Ordered that the judgment is affirmed.
The defendant was convicted based upon evidence that he handed several white packets to an individual in exchange for an unknown amount of money; that shortly after this exchange, the police recovered seven white packets of cocaine from underneath the car seat of the individual to whom the *621defendant had handed the packets; and that an experienced narcotics officer identified the recovered packets as the same packets that had been exchanged by the defendant. No drugs or money were found on the defendant when he was arrested two hours after the exchange. The defendant contends, upon appeal, that the evidence was legally insufficient, that the verdict was against the weight of the evidence, and that the prosecutor’s comments prevented him from receiving a fair trial. We find that the defendant’s contentions are without merit.

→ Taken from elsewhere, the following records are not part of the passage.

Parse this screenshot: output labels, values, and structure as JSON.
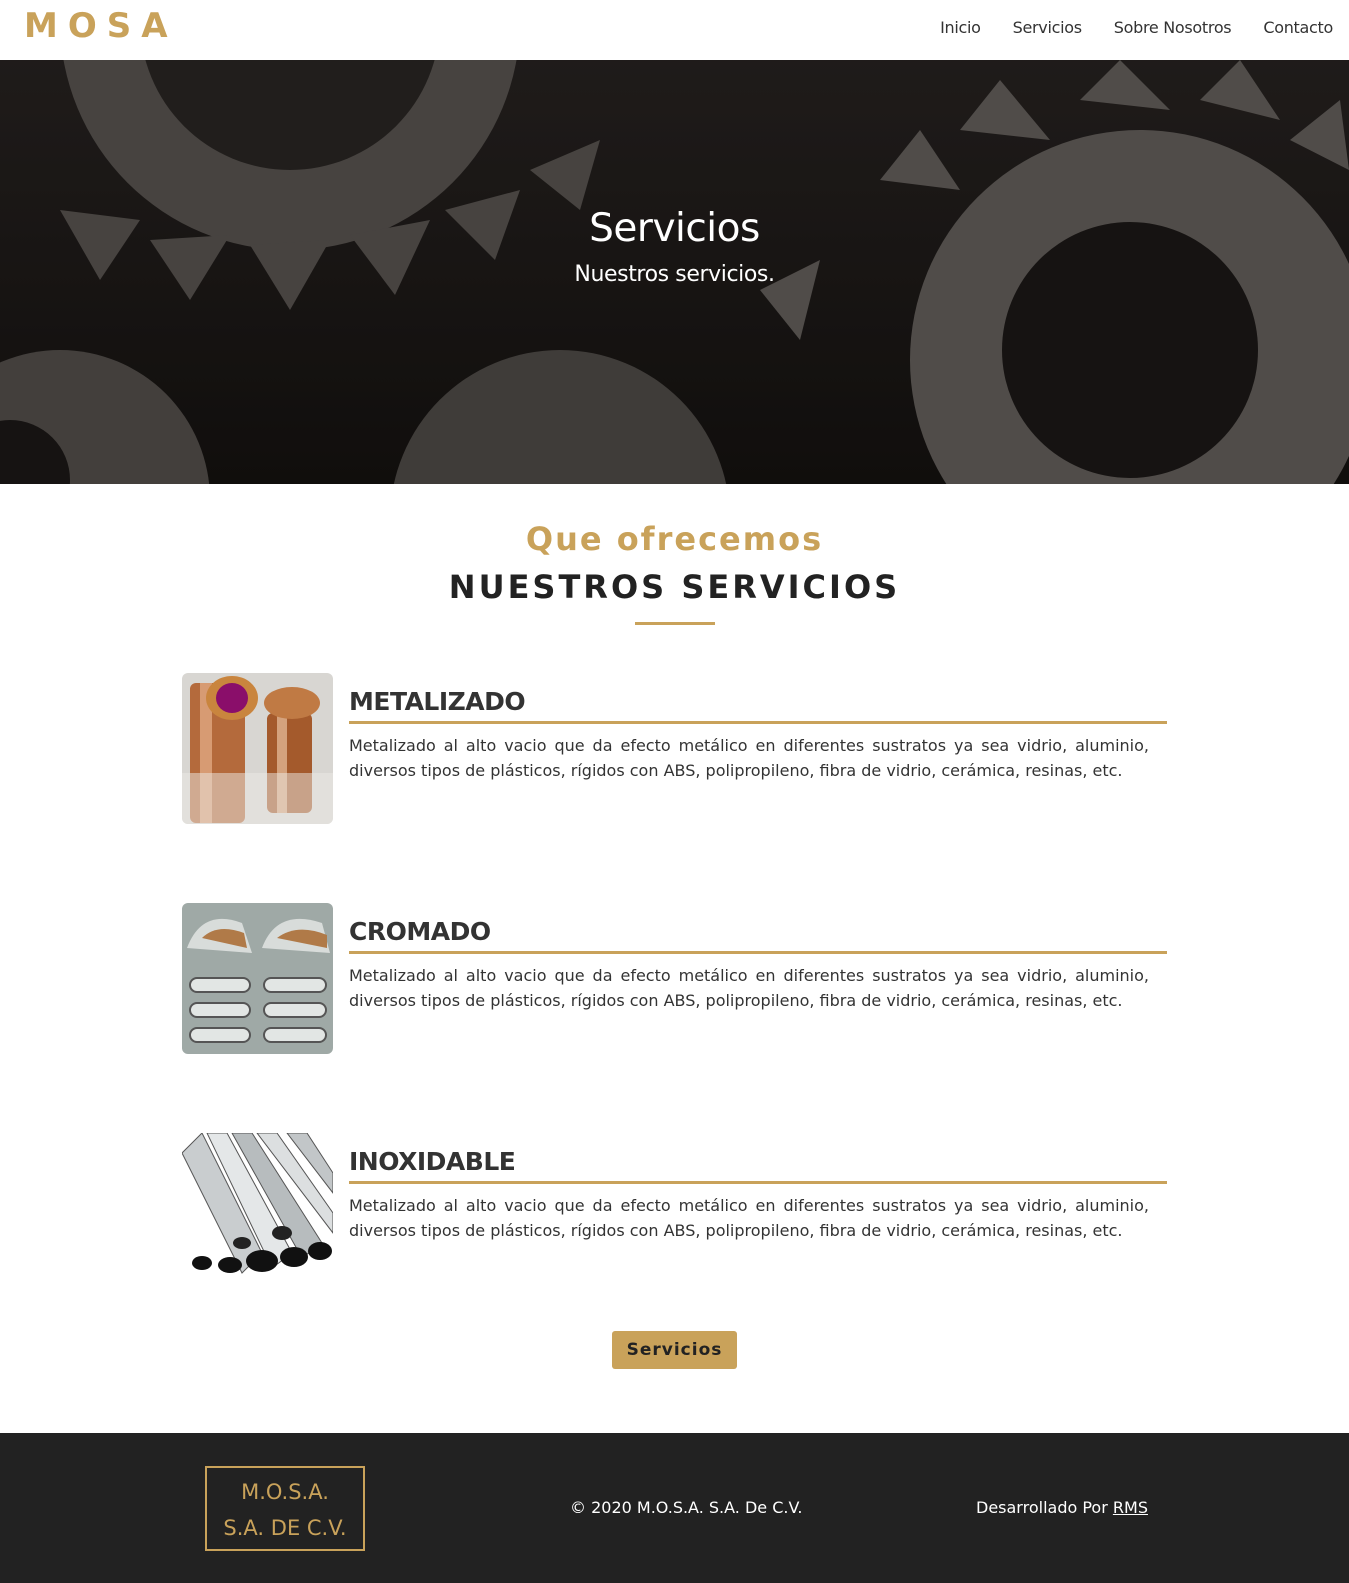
{
  "brand": "MOSA",
  "nav": {
    "items": [
      "Inicio",
      "Servicios",
      "Sobre Nosotros",
      "Contacto"
    ]
  },
  "hero": {
    "title": "Servicios",
    "subtitle": "Nuestros servicios."
  },
  "section": {
    "kicker": "Que ofrecemos",
    "title": "NUESTROS SERVICIOS"
  },
  "services": [
    {
      "title": "METALIZADO",
      "description": "Metalizado al alto vacio que da efecto metálico en diferentes sustratos ya sea vidrio, aluminio, diversos tipos de plásticos, rígidos con ABS, polipropileno, fibra de vidrio, cerámica, resinas, etc."
    },
    {
      "title": "CROMADO",
      "description": "Metalizado al alto vacio que da efecto metálico en diferentes sustratos ya sea vidrio, aluminio, diversos tipos de plásticos, rígidos con ABS, polipropileno, fibra de vidrio, cerámica, resinas, etc."
    },
    {
      "title": "INOXIDABLE",
      "description": "Metalizado al alto vacio que da efecto metálico en diferentes sustratos ya sea vidrio, aluminio, diversos tipos de plásticos, rígidos con ABS, polipropileno, fibra de vidrio, cerámica, resinas, etc."
    }
  ],
  "button": {
    "label": "Servicios"
  },
  "footer": {
    "logo_line1": "M.O.S.A.",
    "logo_line2": "S.A. DE C.V.",
    "copyright": "© 2020 M.O.S.A. S.A. De C.V.",
    "developed_by": "Desarrollado Por",
    "developer": "RMS"
  },
  "colors": {
    "accent": "#c9a25a",
    "footer_bg": "#222222",
    "text": "#333333"
  }
}
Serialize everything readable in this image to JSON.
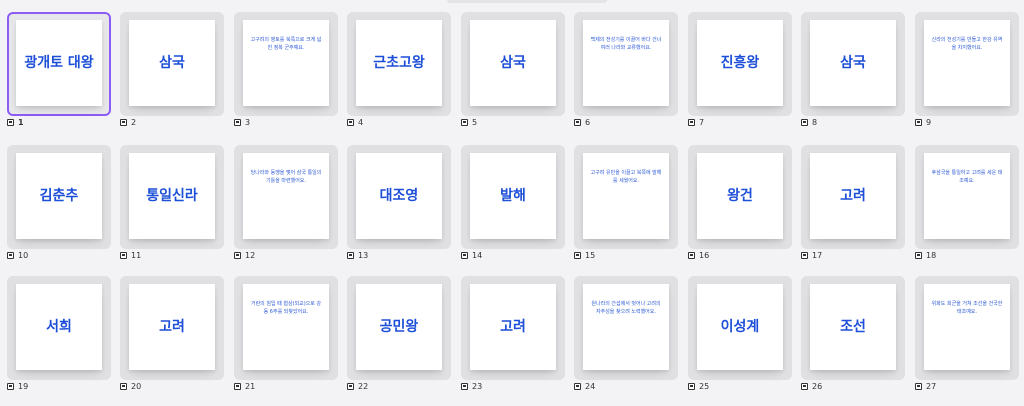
{
  "slides": [
    {
      "n": "1",
      "kind": "big",
      "text": "광개토 대왕",
      "selected": true
    },
    {
      "n": "2",
      "kind": "big",
      "text": "삼국"
    },
    {
      "n": "3",
      "kind": "small",
      "text": "고구려의 영토를 북쪽으로 크게 넓힌 정복 군주예요."
    },
    {
      "n": "4",
      "kind": "big",
      "text": "근초고왕"
    },
    {
      "n": "5",
      "kind": "big",
      "text": "삼국"
    },
    {
      "n": "6",
      "kind": "small",
      "text": "백제의 전성기를 이끌어 바다 건너 여러 나라와 교류했어요."
    },
    {
      "n": "7",
      "kind": "big",
      "text": "진흥왕"
    },
    {
      "n": "8",
      "kind": "big",
      "text": "삼국"
    },
    {
      "n": "9",
      "kind": "small",
      "text": "신라의 전성기를 만들고 한강 유역을 차지했어요."
    },
    {
      "n": "10",
      "kind": "big",
      "text": "김춘추"
    },
    {
      "n": "11",
      "kind": "big",
      "text": "통일신라"
    },
    {
      "n": "12",
      "kind": "small",
      "text": "당나라와 동맹을 맺어 삼국 통일의 기틀을 마련했어요."
    },
    {
      "n": "13",
      "kind": "big",
      "text": "대조영"
    },
    {
      "n": "14",
      "kind": "big",
      "text": "발해"
    },
    {
      "n": "15",
      "kind": "small",
      "text": "고구려 유민을 이끌고 북쪽에 발해를 세웠어요."
    },
    {
      "n": "16",
      "kind": "big",
      "text": "왕건"
    },
    {
      "n": "17",
      "kind": "big",
      "text": "고려"
    },
    {
      "n": "18",
      "kind": "small",
      "text": "후삼국을 통일하고 고려를 세운 태조예요."
    },
    {
      "n": "19",
      "kind": "big",
      "text": "서희"
    },
    {
      "n": "20",
      "kind": "big",
      "text": "고려"
    },
    {
      "n": "21",
      "kind": "small",
      "text": "거란의 침입 때 협상(외교)으로 강동 6주를 되찾았어요."
    },
    {
      "n": "22",
      "kind": "big",
      "text": "공민왕"
    },
    {
      "n": "23",
      "kind": "big",
      "text": "고려"
    },
    {
      "n": "24",
      "kind": "small",
      "text": "원나라의 간섭에서 벗어나 고려의 자주성을 찾으려 노력했어요."
    },
    {
      "n": "25",
      "kind": "big",
      "text": "이성계"
    },
    {
      "n": "26",
      "kind": "big",
      "text": "조선"
    },
    {
      "n": "27",
      "kind": "small",
      "text": "위화도 회군을 거쳐 조선을 건국한 태조예요."
    }
  ],
  "icons": {
    "slide": "slide-icon"
  },
  "colors": {
    "accent": "#8b5cf6",
    "title_text": "#1d4fd8"
  }
}
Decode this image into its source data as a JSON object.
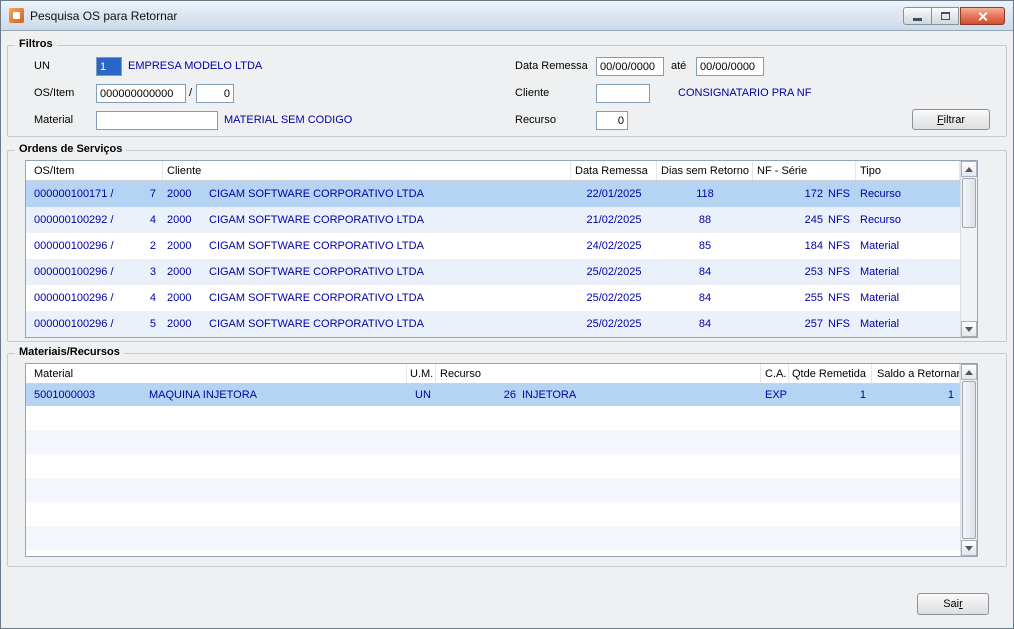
{
  "window": {
    "title": "Pesquisa OS para Retornar"
  },
  "filtros": {
    "title": "Filtros",
    "un": {
      "label": "UN",
      "value": "1",
      "desc": "EMPRESA MODELO LTDA"
    },
    "os_item": {
      "label": "OS/Item",
      "os_value": "000000000000",
      "separator": "/",
      "item_value": "0"
    },
    "material": {
      "label": "Material",
      "value": "",
      "desc": "MATERIAL SEM CODIGO"
    },
    "data_remessa": {
      "label": "Data Remessa",
      "from": "00/00/0000",
      "ate_label": "até",
      "to": "00/00/0000"
    },
    "cliente": {
      "label": "Cliente",
      "value": "",
      "desc": "CONSIGNATARIO PRA NF"
    },
    "recurso": {
      "label": "Recurso",
      "value": "0"
    },
    "filtrar_button": {
      "accel": "F",
      "rest": "iltrar"
    }
  },
  "ordens": {
    "title": "Ordens de Serviços",
    "headers": {
      "os_item": "OS/Item",
      "cliente": "Cliente",
      "data_remessa": "Data Remessa",
      "dias_sem_retorno": "Dias sem Retorno",
      "nf_serie": "NF - Série",
      "tipo": "Tipo"
    },
    "rows": [
      {
        "os": "000000100171 /",
        "item": "7",
        "cliente_cod": "2000",
        "cliente_nome": "CIGAM SOFTWARE CORPORATIVO LTDA",
        "data_remessa": "22/01/2025",
        "dias": "118",
        "nf": "172",
        "serie": "NFS",
        "tipo": "Recurso"
      },
      {
        "os": "000000100292 /",
        "item": "4",
        "cliente_cod": "2000",
        "cliente_nome": "CIGAM SOFTWARE CORPORATIVO LTDA",
        "data_remessa": "21/02/2025",
        "dias": "88",
        "nf": "245",
        "serie": "NFS",
        "tipo": "Recurso"
      },
      {
        "os": "000000100296 /",
        "item": "2",
        "cliente_cod": "2000",
        "cliente_nome": "CIGAM SOFTWARE CORPORATIVO LTDA",
        "data_remessa": "24/02/2025",
        "dias": "85",
        "nf": "184",
        "serie": "NFS",
        "tipo": "Material"
      },
      {
        "os": "000000100296 /",
        "item": "3",
        "cliente_cod": "2000",
        "cliente_nome": "CIGAM SOFTWARE CORPORATIVO LTDA",
        "data_remessa": "25/02/2025",
        "dias": "84",
        "nf": "253",
        "serie": "NFS",
        "tipo": "Material"
      },
      {
        "os": "000000100296 /",
        "item": "4",
        "cliente_cod": "2000",
        "cliente_nome": "CIGAM SOFTWARE CORPORATIVO LTDA",
        "data_remessa": "25/02/2025",
        "dias": "84",
        "nf": "255",
        "serie": "NFS",
        "tipo": "Material"
      },
      {
        "os": "000000100296 /",
        "item": "5",
        "cliente_cod": "2000",
        "cliente_nome": "CIGAM SOFTWARE CORPORATIVO LTDA",
        "data_remessa": "25/02/2025",
        "dias": "84",
        "nf": "257",
        "serie": "NFS",
        "tipo": "Material"
      }
    ]
  },
  "materiais": {
    "title": "Materiais/Recursos",
    "headers": {
      "material": "Material",
      "um": "U.M.",
      "recurso": "Recurso",
      "ca": "C.A.",
      "qtde_remetida": "Qtde Remetida",
      "saldo_a_retornar": "Saldo a Retornar"
    },
    "rows": [
      {
        "material": "5001000003",
        "descricao": "MAQUINA INJETORA",
        "um": "UN",
        "recurso_cod": "26",
        "recurso_nome": "INJETORA",
        "ca": "EXP",
        "qtde": "1",
        "saldo": "1"
      }
    ]
  },
  "footer": {
    "sair_button": {
      "pre": "Sai",
      "accel": "r"
    }
  }
}
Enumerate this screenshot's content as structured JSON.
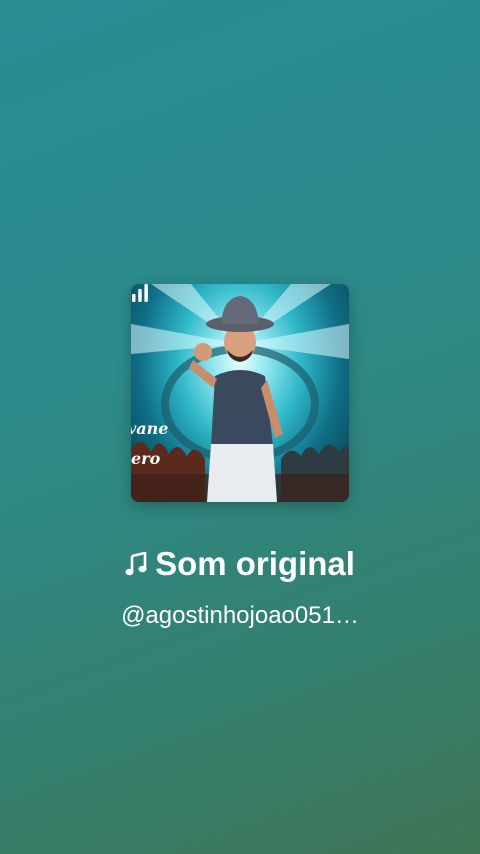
{
  "sound": {
    "title": "Som original",
    "author_handle": "@agostinhojoao051…",
    "note_icon": "music-note-icon",
    "playing_icon": "audio-bars-icon",
    "cover_overlay_text": [
      "vane",
      "ero"
    ]
  },
  "colors": {
    "background_top": "#2a8d95",
    "background_bottom": "#3e7455",
    "text": "#ffffff"
  }
}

Viewing the evidence in the light most favorable to the People (see, People v Contes, 60 NY2d 620), we find that it was legally sufficient to establish the defendant’s guilt beyond a reasonable doubt irrespective of the fact, that no drugs or money were found on the person of the defendant. Moreover, upon the exercise of our factual review power, we are satisfied that the verdict of guilt was not against the weight of the evidence (see, CPL 470.15 [5]) since the evidence establishes that the defendant exchanged cocaine for money. Although the defendant points out minor inconsistencies in the witnesses’ testimony, resolution of issues of credibility, as well as the weight to be accorded to the evidence presented, are primarily questions to be determined by the jury, which saw and heard the witnesses (see, People v Gaimari, 176 NY 84, 94). Its determination should be accorded great weight on appeal and should not be disturbed unless clearly unsupported by the record (see, People v Garafolo, 44 AD2d 86).
Further, the prosecutor’s characterization of the area where the exchange took place as a "drug-prone location”, and of the defendant as a "sophisticated drug dealer” did not prevent the defendant from receiving a fair trial. Generally, a prosecutor cannot comment on matters not in evidence (People v Ochoa, 86 AD2d 637), and during summation cannot ask the jury to draw a conclusion not fairly inferrable from the evidence (People v Ashwal, 39 NY2d 105). We find the remarks regarding the location were a fair comment on the evidence that the narcotic officers were assigned to that location to purchase and observe the sale of narcotics, and in fact had made a drug purchase at that location earlier in the day. Although the comment characterizing the defendant as a "sophisticated drug dealer” was improper, the court’s curative instructions to the jury eliminated any prejudice to the defendant.
The defendant’s remaining contentions are either unpreserved for appellate review or without merit. Sullivan, J. P., Lawrence, Rosenblatt and O’Brien, JJ., concur.